Postgres Remote Access

127.0.0.1 is the localhost address.

Your listen_addresses line is commented out (with a #), so it defaults to the localhost address.

So your postmaster 9323 postgres 3u IPv4 2875987353 TCP 127.0.0.1:5432 (LISTEN ) line is what would be expected.

If you want to be able to connect remotely, you need to modify the listen_addresses line, and modify pg_hba.conf.

You should have a look at http://www.postgresql.org/docs/9.1/static/runtime-config-connection.html and http://www.postgresql.org/docs/9.1/static/auth-pg-hba-conf.html


  1. Find out your IP address by running ifconfig eth0 (assuming that you're using eth0; otherwise substitute your network interface for eth0 above.) Look at the "inet addr" value.
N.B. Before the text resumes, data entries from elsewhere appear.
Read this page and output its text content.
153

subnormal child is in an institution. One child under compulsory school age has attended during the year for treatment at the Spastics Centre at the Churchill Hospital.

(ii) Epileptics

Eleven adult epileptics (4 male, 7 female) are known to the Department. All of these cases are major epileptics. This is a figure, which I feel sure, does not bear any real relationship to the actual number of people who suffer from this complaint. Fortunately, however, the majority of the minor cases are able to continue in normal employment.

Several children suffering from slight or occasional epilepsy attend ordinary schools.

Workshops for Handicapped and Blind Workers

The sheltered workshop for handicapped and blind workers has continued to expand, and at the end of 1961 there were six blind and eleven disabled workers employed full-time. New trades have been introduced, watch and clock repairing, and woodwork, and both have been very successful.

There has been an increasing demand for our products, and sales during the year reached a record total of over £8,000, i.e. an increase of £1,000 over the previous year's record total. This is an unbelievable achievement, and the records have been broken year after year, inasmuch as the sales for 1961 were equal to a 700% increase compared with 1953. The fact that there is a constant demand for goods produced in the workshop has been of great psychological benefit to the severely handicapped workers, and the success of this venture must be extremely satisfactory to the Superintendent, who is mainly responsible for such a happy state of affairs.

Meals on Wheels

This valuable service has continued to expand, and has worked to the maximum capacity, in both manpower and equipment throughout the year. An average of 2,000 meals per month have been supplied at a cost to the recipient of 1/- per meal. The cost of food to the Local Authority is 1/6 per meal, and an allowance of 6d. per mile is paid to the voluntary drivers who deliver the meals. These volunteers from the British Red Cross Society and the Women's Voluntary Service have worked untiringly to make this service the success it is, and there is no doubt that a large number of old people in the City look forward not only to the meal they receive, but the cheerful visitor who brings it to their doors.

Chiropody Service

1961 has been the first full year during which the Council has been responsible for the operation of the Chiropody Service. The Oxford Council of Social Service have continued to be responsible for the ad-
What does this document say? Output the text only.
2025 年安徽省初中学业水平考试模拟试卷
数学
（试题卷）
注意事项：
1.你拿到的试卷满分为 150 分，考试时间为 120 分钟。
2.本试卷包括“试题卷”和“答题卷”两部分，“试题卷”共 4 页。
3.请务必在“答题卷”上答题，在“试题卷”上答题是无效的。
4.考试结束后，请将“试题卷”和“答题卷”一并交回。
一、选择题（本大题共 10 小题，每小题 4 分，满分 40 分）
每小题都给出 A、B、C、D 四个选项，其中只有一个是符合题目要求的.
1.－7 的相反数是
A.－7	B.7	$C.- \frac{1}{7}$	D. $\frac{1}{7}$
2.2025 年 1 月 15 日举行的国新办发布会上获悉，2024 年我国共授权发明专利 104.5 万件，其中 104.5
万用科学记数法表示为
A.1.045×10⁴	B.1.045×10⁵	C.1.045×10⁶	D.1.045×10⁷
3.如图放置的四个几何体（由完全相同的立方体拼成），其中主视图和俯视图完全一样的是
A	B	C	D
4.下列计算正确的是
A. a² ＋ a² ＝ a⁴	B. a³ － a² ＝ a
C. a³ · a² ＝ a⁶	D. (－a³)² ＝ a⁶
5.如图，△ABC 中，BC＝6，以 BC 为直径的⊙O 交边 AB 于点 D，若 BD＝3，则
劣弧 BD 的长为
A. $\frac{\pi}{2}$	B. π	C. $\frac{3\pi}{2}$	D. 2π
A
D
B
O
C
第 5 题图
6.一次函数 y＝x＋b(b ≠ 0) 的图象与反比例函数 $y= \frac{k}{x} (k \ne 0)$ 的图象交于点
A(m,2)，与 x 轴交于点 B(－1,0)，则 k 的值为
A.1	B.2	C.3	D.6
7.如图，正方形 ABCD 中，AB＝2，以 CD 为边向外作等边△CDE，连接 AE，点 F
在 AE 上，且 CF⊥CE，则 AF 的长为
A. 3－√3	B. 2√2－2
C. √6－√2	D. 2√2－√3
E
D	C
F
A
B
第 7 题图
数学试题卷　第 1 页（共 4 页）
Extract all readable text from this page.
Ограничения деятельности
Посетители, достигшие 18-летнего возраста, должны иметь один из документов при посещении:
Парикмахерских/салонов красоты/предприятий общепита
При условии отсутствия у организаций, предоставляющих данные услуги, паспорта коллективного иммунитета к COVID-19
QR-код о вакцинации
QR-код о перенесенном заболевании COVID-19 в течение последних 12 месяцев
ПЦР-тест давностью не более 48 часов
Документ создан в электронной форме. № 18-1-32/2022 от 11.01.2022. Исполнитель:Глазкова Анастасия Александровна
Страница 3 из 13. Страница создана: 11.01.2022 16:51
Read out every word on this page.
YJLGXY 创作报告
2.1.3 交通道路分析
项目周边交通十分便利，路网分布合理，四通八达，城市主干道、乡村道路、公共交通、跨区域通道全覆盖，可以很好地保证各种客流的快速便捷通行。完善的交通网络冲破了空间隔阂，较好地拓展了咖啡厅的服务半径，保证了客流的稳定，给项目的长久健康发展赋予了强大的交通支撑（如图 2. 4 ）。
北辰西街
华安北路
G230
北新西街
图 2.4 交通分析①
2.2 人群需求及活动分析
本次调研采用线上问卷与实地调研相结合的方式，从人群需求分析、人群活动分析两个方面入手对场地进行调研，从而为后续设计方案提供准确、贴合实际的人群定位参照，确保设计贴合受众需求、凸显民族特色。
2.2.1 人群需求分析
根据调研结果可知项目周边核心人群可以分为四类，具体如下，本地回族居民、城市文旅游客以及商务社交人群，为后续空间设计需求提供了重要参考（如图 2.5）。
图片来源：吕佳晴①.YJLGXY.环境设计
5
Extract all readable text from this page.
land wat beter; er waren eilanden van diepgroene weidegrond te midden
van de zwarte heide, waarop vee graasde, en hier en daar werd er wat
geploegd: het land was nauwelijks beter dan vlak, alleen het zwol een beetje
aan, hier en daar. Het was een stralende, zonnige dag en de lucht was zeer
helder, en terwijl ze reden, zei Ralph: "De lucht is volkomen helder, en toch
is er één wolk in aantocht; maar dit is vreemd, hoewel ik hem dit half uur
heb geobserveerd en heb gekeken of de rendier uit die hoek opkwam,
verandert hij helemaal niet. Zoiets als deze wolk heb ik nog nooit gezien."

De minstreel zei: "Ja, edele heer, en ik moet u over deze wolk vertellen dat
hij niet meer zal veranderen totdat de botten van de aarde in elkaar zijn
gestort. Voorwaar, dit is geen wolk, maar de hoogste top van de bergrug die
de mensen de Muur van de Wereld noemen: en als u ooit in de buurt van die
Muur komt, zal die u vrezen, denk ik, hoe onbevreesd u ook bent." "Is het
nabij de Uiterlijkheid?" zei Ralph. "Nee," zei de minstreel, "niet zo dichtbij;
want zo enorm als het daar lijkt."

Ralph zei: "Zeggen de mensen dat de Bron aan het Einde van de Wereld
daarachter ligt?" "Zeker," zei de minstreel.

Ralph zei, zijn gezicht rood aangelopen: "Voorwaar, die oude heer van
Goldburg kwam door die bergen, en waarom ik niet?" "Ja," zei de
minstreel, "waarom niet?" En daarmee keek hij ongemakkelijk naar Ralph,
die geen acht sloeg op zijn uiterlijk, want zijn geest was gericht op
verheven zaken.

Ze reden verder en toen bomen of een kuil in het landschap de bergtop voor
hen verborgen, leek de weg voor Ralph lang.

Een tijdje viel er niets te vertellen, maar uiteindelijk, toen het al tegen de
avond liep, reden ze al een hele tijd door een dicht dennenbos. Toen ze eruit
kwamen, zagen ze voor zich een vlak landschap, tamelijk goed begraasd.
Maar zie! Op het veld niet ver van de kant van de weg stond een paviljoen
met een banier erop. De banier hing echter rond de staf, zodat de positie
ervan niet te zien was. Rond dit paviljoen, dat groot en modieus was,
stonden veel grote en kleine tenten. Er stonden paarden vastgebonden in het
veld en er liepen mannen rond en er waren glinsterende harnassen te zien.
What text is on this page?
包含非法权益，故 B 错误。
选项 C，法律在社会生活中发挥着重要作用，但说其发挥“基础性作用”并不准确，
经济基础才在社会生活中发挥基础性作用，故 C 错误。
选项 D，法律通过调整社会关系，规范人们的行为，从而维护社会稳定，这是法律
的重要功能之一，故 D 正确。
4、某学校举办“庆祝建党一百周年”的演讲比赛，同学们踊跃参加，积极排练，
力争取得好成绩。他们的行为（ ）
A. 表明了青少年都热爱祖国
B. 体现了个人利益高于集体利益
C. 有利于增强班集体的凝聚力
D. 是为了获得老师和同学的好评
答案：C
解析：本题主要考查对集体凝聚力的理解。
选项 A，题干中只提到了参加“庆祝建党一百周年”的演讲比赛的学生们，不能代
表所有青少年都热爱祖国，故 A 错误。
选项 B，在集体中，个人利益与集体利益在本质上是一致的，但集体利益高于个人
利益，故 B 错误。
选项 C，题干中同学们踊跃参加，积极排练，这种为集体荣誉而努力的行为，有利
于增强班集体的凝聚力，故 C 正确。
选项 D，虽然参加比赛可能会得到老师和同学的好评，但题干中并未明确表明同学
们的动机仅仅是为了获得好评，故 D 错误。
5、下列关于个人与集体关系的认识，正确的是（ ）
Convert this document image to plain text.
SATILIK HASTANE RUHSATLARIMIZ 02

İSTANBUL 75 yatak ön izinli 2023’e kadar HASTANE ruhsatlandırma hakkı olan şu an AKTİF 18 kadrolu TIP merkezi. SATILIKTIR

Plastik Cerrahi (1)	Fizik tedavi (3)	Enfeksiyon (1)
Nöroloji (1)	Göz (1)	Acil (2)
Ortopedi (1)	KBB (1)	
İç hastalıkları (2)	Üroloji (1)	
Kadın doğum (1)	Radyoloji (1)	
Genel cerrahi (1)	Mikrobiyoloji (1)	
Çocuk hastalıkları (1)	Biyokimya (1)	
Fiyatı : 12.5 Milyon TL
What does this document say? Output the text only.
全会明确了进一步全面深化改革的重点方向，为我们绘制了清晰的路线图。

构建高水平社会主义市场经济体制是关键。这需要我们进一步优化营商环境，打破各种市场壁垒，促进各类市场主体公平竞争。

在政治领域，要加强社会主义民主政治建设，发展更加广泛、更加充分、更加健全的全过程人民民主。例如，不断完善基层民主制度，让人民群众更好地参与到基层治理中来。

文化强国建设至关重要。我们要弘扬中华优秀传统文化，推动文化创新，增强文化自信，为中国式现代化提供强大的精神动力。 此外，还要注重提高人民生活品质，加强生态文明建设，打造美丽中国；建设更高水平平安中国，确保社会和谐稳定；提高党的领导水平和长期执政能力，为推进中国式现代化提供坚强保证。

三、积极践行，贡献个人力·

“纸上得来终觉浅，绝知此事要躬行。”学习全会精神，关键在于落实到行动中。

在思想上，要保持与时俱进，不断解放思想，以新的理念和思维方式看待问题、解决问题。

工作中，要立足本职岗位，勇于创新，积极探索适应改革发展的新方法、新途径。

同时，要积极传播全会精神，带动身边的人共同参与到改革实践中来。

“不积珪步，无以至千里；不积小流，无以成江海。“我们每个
Remember this value.
  2. Edit postgresql.conf, go to the listen_addresses line, and make it look something like:listen_addresses = 'localhost,192.168.1.66' (Remember to replace 192.168.1.66 with your "inet addr" value from above.)
  3. Restart Postgres via sudo /etc/init.d/postgresql-8.4 restart
  4. Ensure that you have connectivity from your source (remote) system to your Postgres server via telnet your.ip.addr.ess 5432.
  5. If you do have network connectivity and still cannot connect, then I recommend reading the pg-hba-conf link from @hmallett.

This line means that postgres will accept local connections:

postmaster 9323 postgres    3u  IPv4 2875987353       TCP 127.0.0.1:5432 (LISTEN 

You need either to set the listen line in your config file to 0.0.0.0 or your interface IP address.